One: Vary your exercise intensity and activity
Some days, train with heavier weights, then do high reps with low weight. You can add a different type of cardio, such as HIIT. HIIT is highly recommended above any other exercise for fat loss. Throw in a bit of walking and maybe a bike ride. Change it up constantly so that your body is always guessing, and you will always make strides towards your fitness goals. Plus, you will look forward to your workouts rather than dragging your feet.
Two: Take training outdoors
For a bit of variety, change your scenery and train outdoors. Find somewhere that has stairs, space and maybe a running track. Perform some HIIT sessions on the track, run up the stairs, or even use resistance bands. Grab some friends and encourage one another to do better. You won’t even notice the time because of the fun you had.
Three: Circuit training
Circuit training gets the sweat going and challenges your whole body. You can create one program focusing on the lower or upper body — maybe try out a full-body circuit. The trick is to do as many reps and sets as possible without a rest in between the exercise. Resting is only permitted at the end of a full round. After that, you can include 5–6 different exercises. This will break through a workout plateau. Change it up from full-body one day to the lower and upper body.
Four: When training with weights, vary the tempo
Tempo training can assist you when the weights are not as heavy. You can do eccentric (lowering) or concentric (lifting) movement workouts, recruiting different muscle fibres. To give you an example, let’s use the biceps curl. Instead of focusing the tempo on the lowering movement, swap it out and focus on the lifting. You slowly lift the weights and quickly bring them down; keep that up, and feel the burn! Try this out regularly to alter your workouts if you want bigger guns.

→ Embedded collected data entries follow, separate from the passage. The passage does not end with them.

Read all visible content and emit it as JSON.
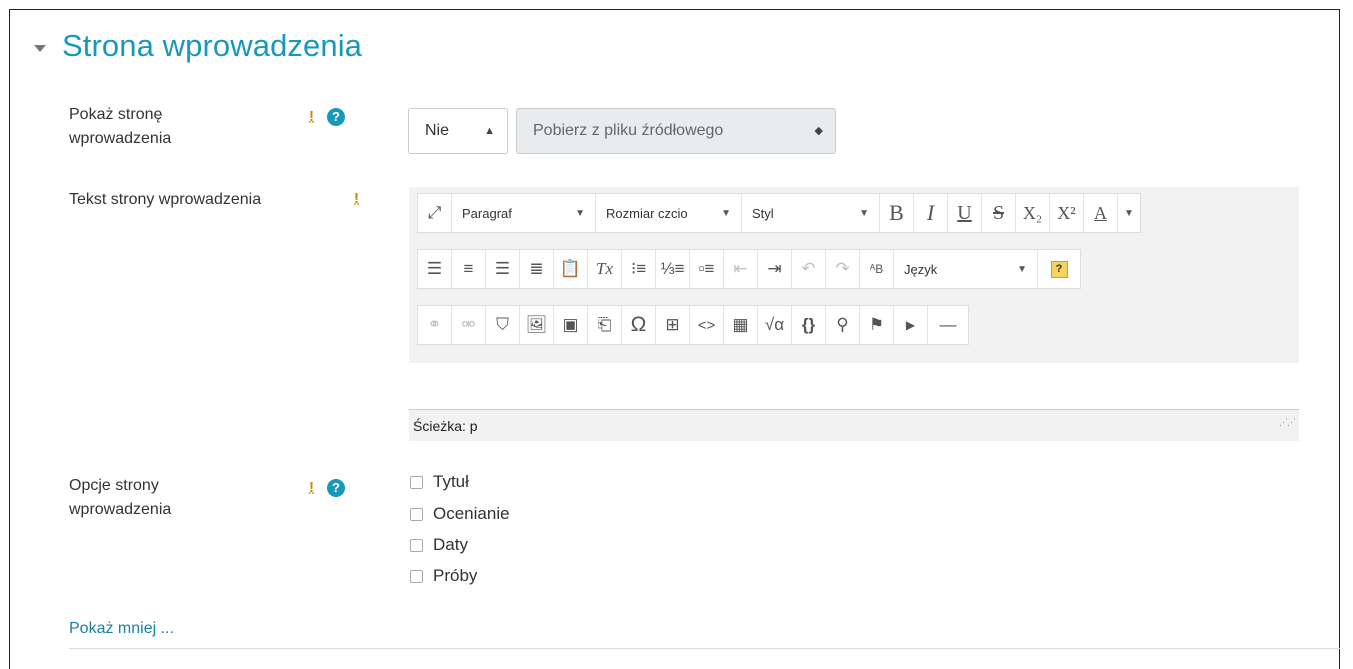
{
  "section": {
    "title": "Strona wprowadzenia"
  },
  "show_intro": {
    "label": "Pokaż stronę wprowadzenia",
    "label_line1": "Pokaż stronę",
    "label_line2": "wprowadzenia",
    "required_mark": "!",
    "help_mark": "?",
    "select_value": "Nie",
    "source_select_value": "Pobierz z pliku źródłowego"
  },
  "intro_text": {
    "label": "Tekst strony wprowadzenia",
    "required_mark": "!",
    "toolbar": {
      "paragraph": "Paragraf",
      "font_size": "Rozmiar czcio",
      "style": "Styl",
      "language": "Język",
      "help": "?"
    },
    "path_label": "Ścieżka: p"
  },
  "intro_options": {
    "label_line1": "Opcje strony",
    "label_line2": "wprowadzenia",
    "required_mark": "!",
    "help_mark": "?",
    "options": [
      "Tytuł",
      "Ocenianie",
      "Daty",
      "Próby"
    ]
  },
  "show_less_link": "Pokaż mniej ...",
  "icons": {
    "collapse": "triangle-down-icon",
    "fullscreen": "expand-arrows-icon",
    "bold": "B",
    "italic": "I",
    "underline": "U",
    "strikethrough": "S",
    "subscript": "X₂",
    "superscript": "X²",
    "font_color": "A",
    "omega": "Ω",
    "code": "<>"
  },
  "colors": {
    "accent": "#1899ba",
    "link": "#1a7fa4",
    "required": "#c08a00",
    "editor_bg": "#f2f2f2",
    "disabled_select": "#e9ecef"
  }
}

Five: Lengthen or shorten your rest periods
My advice would be to lengthen your rest periods (1 minute to 1.2 minutes) if you would like to focus on lifting weights for strength. That means your one-repetition maximum will have to be heavy, and you should be performing 1–4 reps of this, needing over a minute’s rest. Your body will need that extra time. If you want to burn body fat and increase your gains, shorten your rest period. Work with 2–3 exercises back to back, and smash it out. Make sure your weights aren’t as heavy. The trick is finding the sweet spot. You have the correct weight if you can do around 8–12 repetitions.
Key take away
As with food, workout variety is the spice of life. I don’t know of anyone who’s not bored out of their brain doing the same thing day in and day out. We all need a little bit of motivation, and altering your workouts will help you excel at your current expectations. Remember that we only experience growth when we struggle a little. The same rule applies to exercise. I urge you to use some of the strategies above to guide you towards improving strength, increasing hypertrophy, and further accelerating fat loss.